Drones are also starting to play a major role in the insurance industry, especially for underwriting and property claims.

For instance, insurance companies can use drones for:

  • Roof damage inspection:
    Roofs are considered one of the hardest places to do an inspection; the activity is risky for inspectors, especially if the roof has a steep slope.
    Nowadays, insurance inspectors can use drones to fly over a building and capture the smallest details of a damaged area, from the safety of the ground.
  • Post-disaster assessments (flood, earthquake or wildfire):
    These places tend to be unreachable or may be restricted by civil authorities for a few days.

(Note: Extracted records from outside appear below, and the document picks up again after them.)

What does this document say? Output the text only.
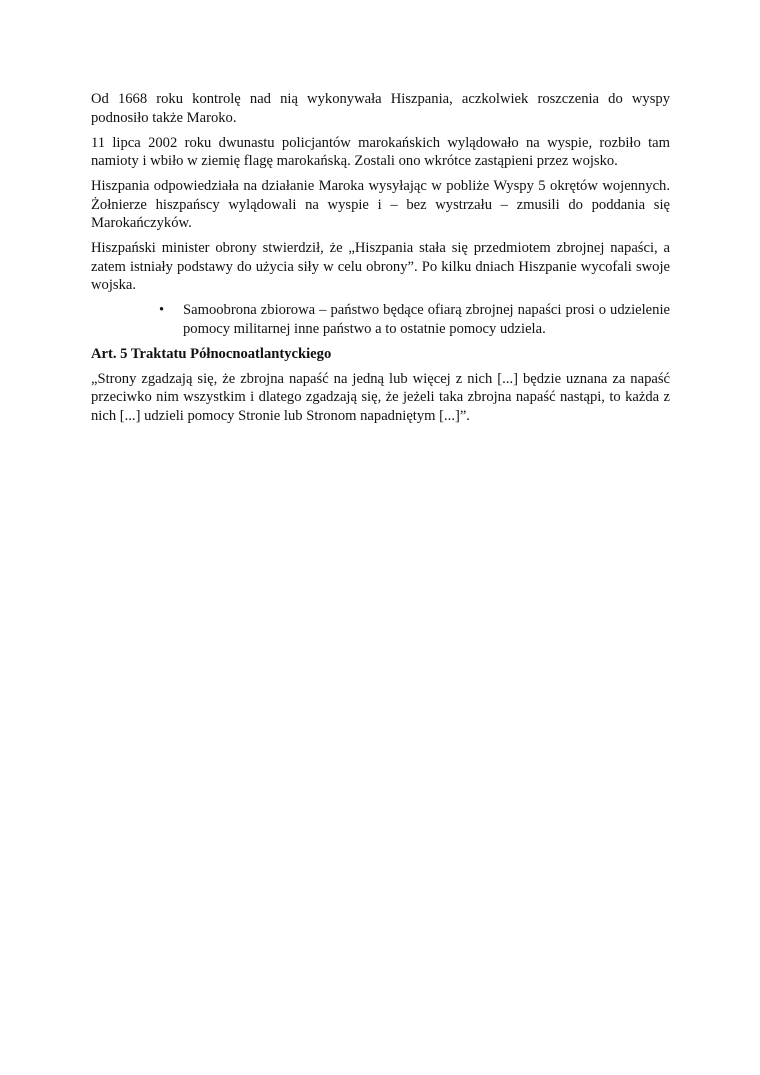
Od 1668 roku kontrolę nad nią wykonywała Hiszpania, aczkolwiek roszczenia do wyspy podnosiło także Maroko.

11 lipca 2002 roku dwunastu policjantów marokańskich wylądowało na wyspie, rozbiło tam namioty i wbiło w ziemię flagę marokańską. Zostali ono wkrótce zastąpieni przez wojsko.

Hiszpania odpowiedziała na działanie Maroka wysyłając w pobliże Wyspy 5 okrętów wojennych. Żołnierze hiszpańscy wylądowali na wyspie i – bez wystrzału – zmusili do poddania się Marokańczyków.

Hiszpański minister obrony stwierdził, że „Hiszpania stała się przedmiotem zbrojnej napaści, a zatem istniały podstawy do użycia siły w celu obrony”. Po kilku dniach Hiszpanie wycofali swoje wojska.

• Samoobrona zbiorowa – państwo będące ofiarą zbrojnej napaści prosi o udzielenie pomocy militarnej inne państwo a to ostatnie pomocy udziela.

Art. 5 Traktatu Północnoatlantyckiego

„Strony zgadzają się, że zbrojna napaść na jedną lub więcej z nich [...] będzie uznana za napaść przeciwko nim wszystkim i dlatego zgadzają się, że jeżeli taka zbrojna napaść nastąpi, to każda z nich [...] udzieli pomocy Stronie lub Stronom napadniętym [...]”.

A drone can fly without any need for an airport or special permission, and capture detailed pictures to assess any damage
  • Fraud monitoring:
    For example, you can compare images before and after a hurricane to consider only those claims caused by that natural event.

Insurance benefits in multiple ways

Using drones can greatly impact insurance companies’ business:

    • Reducing claims costs:
      Instead of sending several inspectors to inspect the roofs in a damaged area, you can send a drone operator to make all the assessments in one visit
    • Enabling faster interventions:
      No need to wait for inspectors to arrive at the site, you can have the drone in place whenever you need it
    • Reducing injury risks:
      Reaching inaccessible places safely; for instance, after fire or storms.
    • Providing more detailed data:
      Drones provide a great amount of precise data to make insurers’ and inspectors’ work easier
    • Improving customer satisfaction:
      By making the claims handling process easier and faster

Those benefits are undeniable, but it doesn’t mean that adding drone capabilities to an insurance operation is easy.

Some challenges remain…

Capturing data is great, but it’s not enough.
Insurance companies need tools to seamlessly integrate the images, videos, and related data captured by drones into their workflows.
They also need new tools to analyse this rich data and, for instance, automatically estimate the damages

Heavy regulation can be a stumbling block:
In some countries drones are easy to get and use, while in others regulations are getting more and more restrictive.
Another area of concern is finding qualified drone operators and integrating them into the insurance workflow.


There is no doubt that drones can greatly benefit insurance claims and underwriting operations.
The technology is constantly improving and getting cheaper, the saving of cost and time is obvious, and the data captured could even feed new products driven by artificial intelligence technologies.

How can we do it?
Creating own specialised drone teams is of course possible for the bigger insurance companies; cost and usage are the most likely issue in that scenario.
Adding drones into the loss adjuster toolbox would help deploy these capabilities faster, but would require clear process and training to do right.
Integrating third party drone operators into an insurance partner network is the most flexible way to deliver the promised benefits, but at a cost.